Is there ever an instance when you do want to compare object identity instead of “equal”-ness? I find this behaviour just confusing for beginners and not useful for experts.
99.99% of the time you want to compare by value, which is why languages defaulting to comparing by reference is a stupid default.
There are use cases. Like containers where the pointer to the object itself is the key (for example a set). But they are niche and should be implemented by the standard library anyway. One of the things I hate most about Java is .equals() on strings. 99.999% of times you compare strings, you want to compare the contents, yet there is a reserved operator to do the wrong comparison.
Java has the hash interface for using in containers. You don’t need to override equality for it.
The joke is even funnier on my client
Yes, it blends in with Voyager’s UI because it’s a screenshot of Voyager’s UI.
You’re using Java, there’s your problem
This syntax isn’t actually a problem by itself. Go does this too (no operator overloading)

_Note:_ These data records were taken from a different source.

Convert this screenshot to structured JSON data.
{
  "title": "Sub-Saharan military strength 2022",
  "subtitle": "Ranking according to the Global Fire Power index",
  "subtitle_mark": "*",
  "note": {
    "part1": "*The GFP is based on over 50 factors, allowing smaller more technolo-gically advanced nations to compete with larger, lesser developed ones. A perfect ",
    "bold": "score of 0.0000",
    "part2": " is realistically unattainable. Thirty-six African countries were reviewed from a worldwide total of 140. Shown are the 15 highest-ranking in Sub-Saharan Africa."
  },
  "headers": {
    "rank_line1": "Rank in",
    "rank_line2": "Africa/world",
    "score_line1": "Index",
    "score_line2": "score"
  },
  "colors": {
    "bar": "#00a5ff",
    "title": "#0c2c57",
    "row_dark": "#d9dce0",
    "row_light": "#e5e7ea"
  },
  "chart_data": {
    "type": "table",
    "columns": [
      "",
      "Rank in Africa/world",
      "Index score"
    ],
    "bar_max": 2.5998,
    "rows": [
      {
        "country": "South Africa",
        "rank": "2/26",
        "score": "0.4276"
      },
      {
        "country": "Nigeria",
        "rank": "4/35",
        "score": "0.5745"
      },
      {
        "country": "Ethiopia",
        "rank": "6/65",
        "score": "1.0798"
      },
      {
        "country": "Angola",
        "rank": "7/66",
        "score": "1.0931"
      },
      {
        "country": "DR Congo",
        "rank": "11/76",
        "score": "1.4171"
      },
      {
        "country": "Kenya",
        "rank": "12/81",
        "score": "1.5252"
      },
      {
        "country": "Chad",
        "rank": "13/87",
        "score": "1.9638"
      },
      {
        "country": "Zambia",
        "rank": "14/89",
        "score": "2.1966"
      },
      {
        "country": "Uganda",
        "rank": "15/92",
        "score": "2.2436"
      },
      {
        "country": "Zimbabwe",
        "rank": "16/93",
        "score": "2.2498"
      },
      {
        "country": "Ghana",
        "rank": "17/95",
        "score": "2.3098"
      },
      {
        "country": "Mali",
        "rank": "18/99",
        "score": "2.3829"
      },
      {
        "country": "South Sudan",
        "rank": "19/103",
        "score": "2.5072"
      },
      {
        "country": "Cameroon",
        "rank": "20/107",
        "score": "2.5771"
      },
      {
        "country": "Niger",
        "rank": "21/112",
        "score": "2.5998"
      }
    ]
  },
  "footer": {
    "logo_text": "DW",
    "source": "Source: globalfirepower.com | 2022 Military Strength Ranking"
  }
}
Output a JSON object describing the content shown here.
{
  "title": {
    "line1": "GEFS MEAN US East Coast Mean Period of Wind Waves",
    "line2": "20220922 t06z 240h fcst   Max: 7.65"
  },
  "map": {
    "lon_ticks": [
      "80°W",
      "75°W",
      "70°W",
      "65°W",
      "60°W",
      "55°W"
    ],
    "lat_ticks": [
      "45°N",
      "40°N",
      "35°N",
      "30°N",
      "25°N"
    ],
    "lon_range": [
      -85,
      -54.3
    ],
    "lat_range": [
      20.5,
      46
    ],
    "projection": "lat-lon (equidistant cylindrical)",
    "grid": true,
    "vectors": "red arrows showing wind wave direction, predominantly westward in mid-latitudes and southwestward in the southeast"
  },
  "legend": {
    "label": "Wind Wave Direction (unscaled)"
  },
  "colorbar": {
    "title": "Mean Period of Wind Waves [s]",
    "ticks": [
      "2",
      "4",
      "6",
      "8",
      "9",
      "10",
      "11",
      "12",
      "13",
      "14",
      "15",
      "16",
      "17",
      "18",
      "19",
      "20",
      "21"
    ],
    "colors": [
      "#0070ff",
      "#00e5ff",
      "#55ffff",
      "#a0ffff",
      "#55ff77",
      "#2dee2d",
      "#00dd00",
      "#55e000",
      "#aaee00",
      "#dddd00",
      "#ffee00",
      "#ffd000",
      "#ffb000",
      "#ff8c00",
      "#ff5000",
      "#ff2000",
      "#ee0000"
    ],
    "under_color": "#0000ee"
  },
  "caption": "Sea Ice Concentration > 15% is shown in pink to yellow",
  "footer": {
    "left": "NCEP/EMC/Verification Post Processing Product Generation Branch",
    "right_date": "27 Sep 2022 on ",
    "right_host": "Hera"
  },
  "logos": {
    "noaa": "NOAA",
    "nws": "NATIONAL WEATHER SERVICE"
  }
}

In Go you can compare structure instances with == (by value). You can also compare pointers (in which case they can be different even if values are equal). You get what you ask for.
Also, I’ve never needed “Equals” method in Go.
I think you can also == two structs in Java, but not classes.
Where’s the original post?
No longer on the internet, due to the OP’s instance is now defunct.
It was probably on AWS
OP’s website makmarian.com still works despite all the
==
usage
Not really true, instances that were around to federate with kbin.social have a copy, even a preview image (see my other comment).